If the Nvidia Shield and Apple TV 4K are out of your price range, you should consider the Amazon Fire TV Stick 4K. It’s the best Plex client for people who are on a budget. Despite the lower price point, however, the Fire TV Stick 4K is still a highly capable streaming device. It supports Dolby Vision and HDR10 video, along with Dolby Atmos audio. The stick comes with 8GB of storage and a quad-core processor.
When setting up a Plex client, it is always preferable to connect your set-top box or streaming stick directly to your modem; you’ll enjoy a faster and more reliable experience. Sadly, unlike the Nvidia and Apple devices, the Amazon Fire TV Stick 4K does not have a built-in ethernet port. You will need to purchase the official Amazon Ethernet Adapter separately. This will add around 30 percent to the overall cost.
Another cheap device that can be deployed as a Plex client is the Raspberry Pi 4. Unlike the other three Plex clients we’ve looked at, however, it does not work straight out of the box. It’s a DIY solution that you’ll need to program yourself.
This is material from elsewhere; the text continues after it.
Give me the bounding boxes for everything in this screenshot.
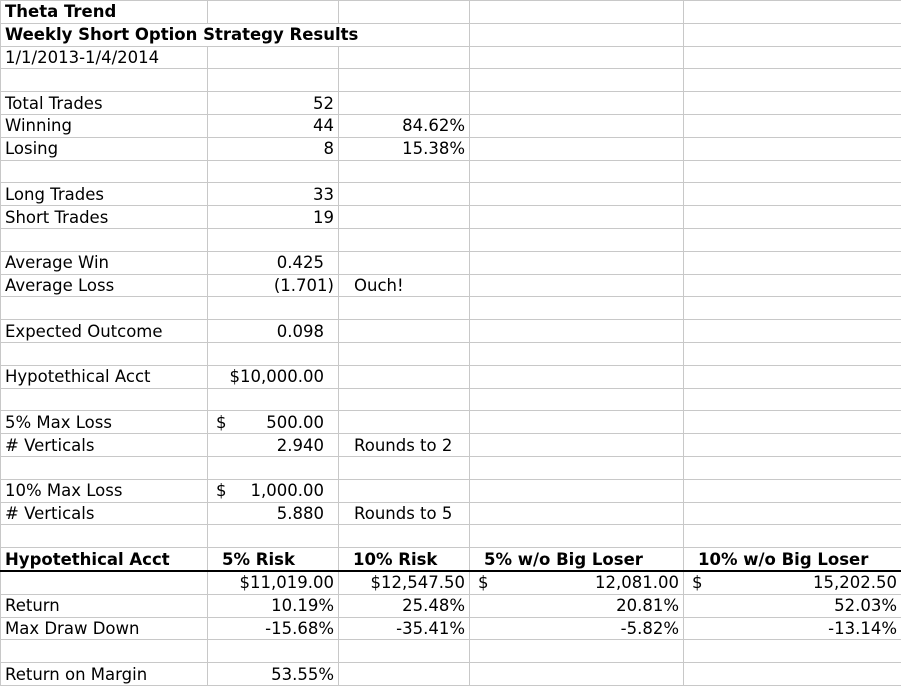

If that’s not your cup of tea, you should give it a wide berth.
Although the Raspberry Pi 4 is the latest model, a Raspberry Pi 2 or Raspberry Pi 3 will work just as well. The Pi 4 comes with 1GB, 2GB, or 4GB of RAM, two micro HDMI ports that support 4K, four USB ports, and an ethernet port. It has a 1.5GHz quad-core 64-bit ARM Cortex-A72 CPU.
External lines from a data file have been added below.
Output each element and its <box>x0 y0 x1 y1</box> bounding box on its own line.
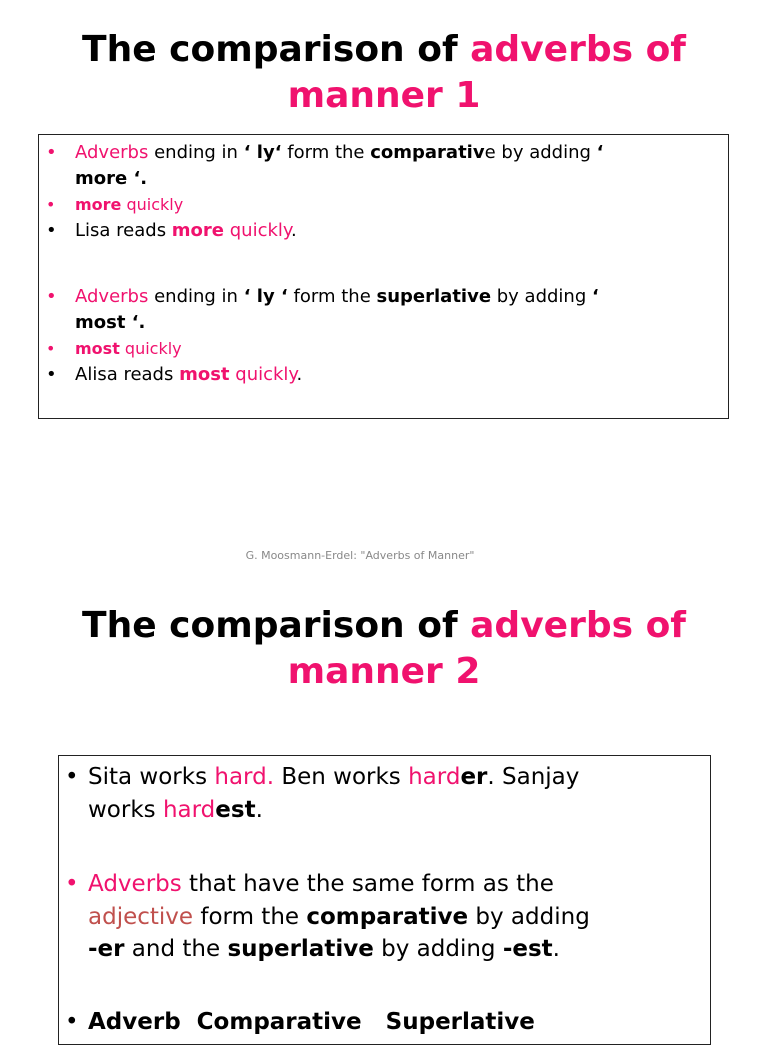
suffix-er: -er <box>88 936 125 962</box>
text-form-the: form the <box>193 903 307 930</box>
word-hard: hard. <box>214 764 275 790</box>
text-most-quoted: most ‘. <box>75 312 146 333</box>
slide2-bullet-list <box>59 761 710 1038</box>
word-quickly: quickly <box>229 364 297 385</box>
word-comparativ: comparativ <box>370 142 485 163</box>
word-quickly: quickly <box>224 220 291 241</box>
word-superlative: superlative <box>376 286 492 307</box>
slide1-title-pink-1: adverbs of <box>470 29 686 70</box>
text-quote: ‘ <box>592 286 599 307</box>
text-same-form: that have the same form as the <box>181 871 554 897</box>
text-by-adding: by adding <box>468 903 590 930</box>
slide2-title <box>0 603 768 695</box>
bullet-dot: • <box>46 339 56 358</box>
bullet-dot: • <box>65 764 79 790</box>
word-more: more <box>171 220 225 241</box>
text-period: . <box>290 220 297 241</box>
text-form-the: form the <box>287 286 377 307</box>
bullet-dot: • <box>65 871 79 897</box>
slide1-title-pink-2: manner 1 <box>287 75 481 116</box>
slide-footer-attribution: G. Moosmann-Erdel: "Adverbs of Manner" <box>245 549 475 562</box>
text-period: . <box>552 936 560 962</box>
slide2-title-pink-2: manner 2 <box>287 651 481 692</box>
bullet-dot: • <box>46 142 57 163</box>
spacer <box>59 966 710 1006</box>
bullet-dot: • <box>46 195 56 214</box>
slide1-bullet-lisa-example <box>39 218 728 244</box>
text-table-header: Adverb Comparative Superlative <box>88 1008 535 1035</box>
word-more: more <box>75 195 122 214</box>
text-ly-suffix: ‘ ly ‘ <box>243 286 288 307</box>
slide1-bullet-alisa-example <box>39 362 728 388</box>
slide1-bullet-more-quickly <box>39 192 728 218</box>
suffix-est: -est <box>502 936 553 962</box>
slide1-content-box <box>38 134 729 419</box>
text-quote: ‘ <box>596 142 604 163</box>
slide2-bullet-table-header <box>59 1006 710 1039</box>
text-sita-works: Sita works <box>88 764 215 790</box>
word-adverbs: Adverbs <box>75 142 149 163</box>
spacer <box>39 244 728 284</box>
text-more-quoted: more ‘. <box>75 168 148 189</box>
text-alisa-reads: Alisa reads <box>75 364 180 385</box>
slide1-bullet-comparative-rule <box>39 140 728 192</box>
slide1-bullet-list <box>39 140 728 388</box>
bullet-dot: • <box>46 364 57 385</box>
bullet-dot: • <box>65 1008 79 1035</box>
text-and-the: and the <box>124 936 228 962</box>
text-period: . <box>255 796 263 823</box>
word-superlative: superlative <box>227 936 374 962</box>
spacer <box>59 826 710 868</box>
text-period: . <box>296 364 303 385</box>
text-ly-suffix: ‘ ly‘ <box>243 142 282 163</box>
word-quickly: quickly <box>121 195 184 214</box>
word-adjective: adjective <box>88 903 194 930</box>
slide2-title-black: The comparison of <box>82 605 471 646</box>
slide2-content-box <box>58 755 711 1045</box>
text-ben-works: Ben works <box>274 764 409 790</box>
slide1-title-black: The comparison of <box>82 29 471 70</box>
slide1-bullet-superlative-rule <box>39 284 728 336</box>
word-adverbs: Adverbs <box>75 286 149 307</box>
text-e-by-adding: e by adding <box>484 142 597 163</box>
slide2-title-pink-1: adverbs of <box>470 605 686 646</box>
text-form-the: form the <box>281 142 371 163</box>
word-hard: hard <box>162 796 216 823</box>
word-hard: hard <box>408 764 461 790</box>
slide2-bullet-same-form-rule <box>59 868 710 966</box>
text-ending-in: ending in <box>148 286 244 307</box>
text-by-adding: by adding <box>373 936 503 962</box>
slide1-title <box>0 27 768 119</box>
bullet-dot: • <box>46 220 57 241</box>
text-by-adding: by adding <box>491 286 592 307</box>
text-ending-in: ending in <box>148 142 244 163</box>
suffix-est: est <box>215 796 256 823</box>
slide1-bullet-most-quickly <box>39 336 728 362</box>
bullet-dot: • <box>46 286 57 307</box>
word-most: most <box>179 364 230 385</box>
suffix-er: er <box>460 764 488 790</box>
word-most: most <box>75 339 120 358</box>
text-sanjay: . Sanjay <box>487 764 580 790</box>
word-adverbs: Adverbs <box>88 871 182 897</box>
text-works: works <box>88 796 163 823</box>
slide2-bullet-hard-example <box>59 761 710 826</box>
word-comparative: comparative <box>306 903 469 930</box>
word-quickly: quickly <box>119 339 182 358</box>
text-lisa-reads: Lisa reads <box>75 220 172 241</box>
Keep in mind that the price you see above only covers the cost of the board. You’ll also need to buy a case and a power cable.
5. Roku Ultra
The Roku Ultra is a solid mid-range Plex streaming client. It’s more expensive than a Fire TV Stick or Raspberry Pi, but considerably cheaper than the Nvidia Shield and Apple TV.
Roku manufacturers several different set-top boxes. In truth, they are all capable Plex clients. But the Ultra is the company’s best device. It has a quad-core processor and includes both USB and microSD ports for expanded memory. There’s also a voice-controlled remote control (with support for Google Assistant and Alexa) and an ethernet port for faster connections. The Ultra offers 4K playback at 60FPS and supports HDR10 video.
Importantly, Roku has also developed a reputation as being one of the agnostic streaming devices on the market. If you plan to use your device for more than watching Plex, it is a great choice.
6. Xbox One X
If you own an Xbox One X, you don’t really need to buy any of the other devices on our list—you already have one of the best Plex clients.
Unlike the basic Xbox One, it supports native 4K video (rather than using upscaling). There’s also voice support and an ethernet connection. Inside the console, you’ll find a 2.3GHz x86 AMD Jaguar eight-core CPU, 12GB of RAM, 1TB of storage, and three USB ports.
Similarly, the PlayStation 4 also doubles as a solid Plex client. Remember, though; only the PS4 Pro supports 4K video. If you have an extensive collection of 4K content and only own a regular PS4, you might still want to buy one of the other devices we’ve recommended.
The PS4 has a 1.6GHz 8-core AMD Jaguar CPU, a 1.84 TFLOP AMD Radeon GPU, 8GB of RAM, 500GB or 1TB of storage, and two USB ports. The console is also Bluetooth-compatible. If you go for the Pro instead, you’ll get a 2.1GHz 8-core AMD Jaguar CPU, three USB ports, and 1TB of storage.
8. Your Smart TV
Finally, keep in mind that your smart TV might be able to run Plex. If it has an Android TV or Roku OS, it definitely will. But Plex is also available on some proprietary smart TV operating systems. Check with your manufacturer or in the appropriate app store before you hit the shops and buy one of the other devices with have discussed.
The Best Plex Clients for Your Home
Once you’ve made your decision and bought the best Plex client to suit your needs, there’s still lots more to consider before you’re ready to start streaming.
For example, make sure you’ve also bought one of the best devices to use as a Plex server. It will help you maximize your Plex experience.